Author: Ron Graham
This lesson addresses an argument sometimes presented in favor of the Once Saved Always Saved doctrine. This doctrine says that salvation is unconditional and once granted cannot be revoked.
The doctrine holds that once you are saved you are always saved and can never be lost; once in grace, you cannot fall, regardless of what you do. An argument for this doctrine is drawn from the fact that Jesus prays for our salvation. If Jesus prays for something, his Father will grant it. So if Jesus prays for our salvation, then saved we will be, and it is impossible for us to fall.
It has been the prayer of Jesus that the saved remain saved.
The argument is that if any of the saved become lost, then the Father has refused to grant the prayer of his Son. His prayer has failed. Since it is inconceivable that the Father would reject his Son's prayer, the saved cannot be lost. That is the argument. Now let's see the false basis on which this argument rests.
The argument rests on the assumption that God would never refuse to grant a prayer of his Son. However that assumption is not correct.
The basis for the argument is false because it assumes that the prayers of Jesus are unconditional, and God grants his requests unconditionally. That is not so. There are certain conditions under which God will or will not grant Christ's prayer for the saved.

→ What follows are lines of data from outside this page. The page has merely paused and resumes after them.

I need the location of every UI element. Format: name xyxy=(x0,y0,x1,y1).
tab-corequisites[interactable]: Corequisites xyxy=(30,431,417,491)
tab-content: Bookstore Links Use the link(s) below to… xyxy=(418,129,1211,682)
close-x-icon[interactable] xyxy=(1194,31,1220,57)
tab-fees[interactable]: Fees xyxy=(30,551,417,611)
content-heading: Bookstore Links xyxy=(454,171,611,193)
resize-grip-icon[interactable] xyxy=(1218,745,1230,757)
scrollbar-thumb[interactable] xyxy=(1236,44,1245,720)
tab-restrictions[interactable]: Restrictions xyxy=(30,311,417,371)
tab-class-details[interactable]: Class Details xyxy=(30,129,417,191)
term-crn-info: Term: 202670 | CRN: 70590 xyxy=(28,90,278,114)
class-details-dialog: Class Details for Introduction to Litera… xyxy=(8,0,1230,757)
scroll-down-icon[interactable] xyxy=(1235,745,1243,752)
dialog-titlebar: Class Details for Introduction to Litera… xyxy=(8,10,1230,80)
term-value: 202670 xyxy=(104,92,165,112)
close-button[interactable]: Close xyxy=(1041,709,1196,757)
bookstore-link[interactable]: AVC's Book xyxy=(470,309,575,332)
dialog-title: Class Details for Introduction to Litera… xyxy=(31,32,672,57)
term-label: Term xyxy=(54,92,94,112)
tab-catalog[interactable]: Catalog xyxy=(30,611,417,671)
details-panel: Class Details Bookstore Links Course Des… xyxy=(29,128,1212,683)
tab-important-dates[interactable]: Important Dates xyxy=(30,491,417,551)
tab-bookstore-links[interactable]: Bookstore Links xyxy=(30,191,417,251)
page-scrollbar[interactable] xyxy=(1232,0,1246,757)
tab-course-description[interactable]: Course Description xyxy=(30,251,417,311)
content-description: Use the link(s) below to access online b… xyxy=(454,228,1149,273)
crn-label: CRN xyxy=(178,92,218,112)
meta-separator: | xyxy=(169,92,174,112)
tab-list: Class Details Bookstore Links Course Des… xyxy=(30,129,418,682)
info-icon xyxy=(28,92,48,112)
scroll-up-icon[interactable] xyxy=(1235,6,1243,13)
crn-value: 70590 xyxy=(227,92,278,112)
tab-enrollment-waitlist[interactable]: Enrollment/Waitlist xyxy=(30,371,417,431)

Let's now show what these conditions are.
Fortunately, the scripture is very clear about the conditions which must be met by us, if our Saviour's prayer for us is to avail rather than fail.
The conditions are that while ever we subject ourselves to God, he actively assists us, thereby answering his Son’s prayer for us (1Corinthians 10:12-13). If we set our hearts upon what Christ prays for, then God actively works in us and for us. Under those conditions, he will not let anyone snatch us away from Jesus our Saviour (1Corinthians 10:12-13, John 10:27-30).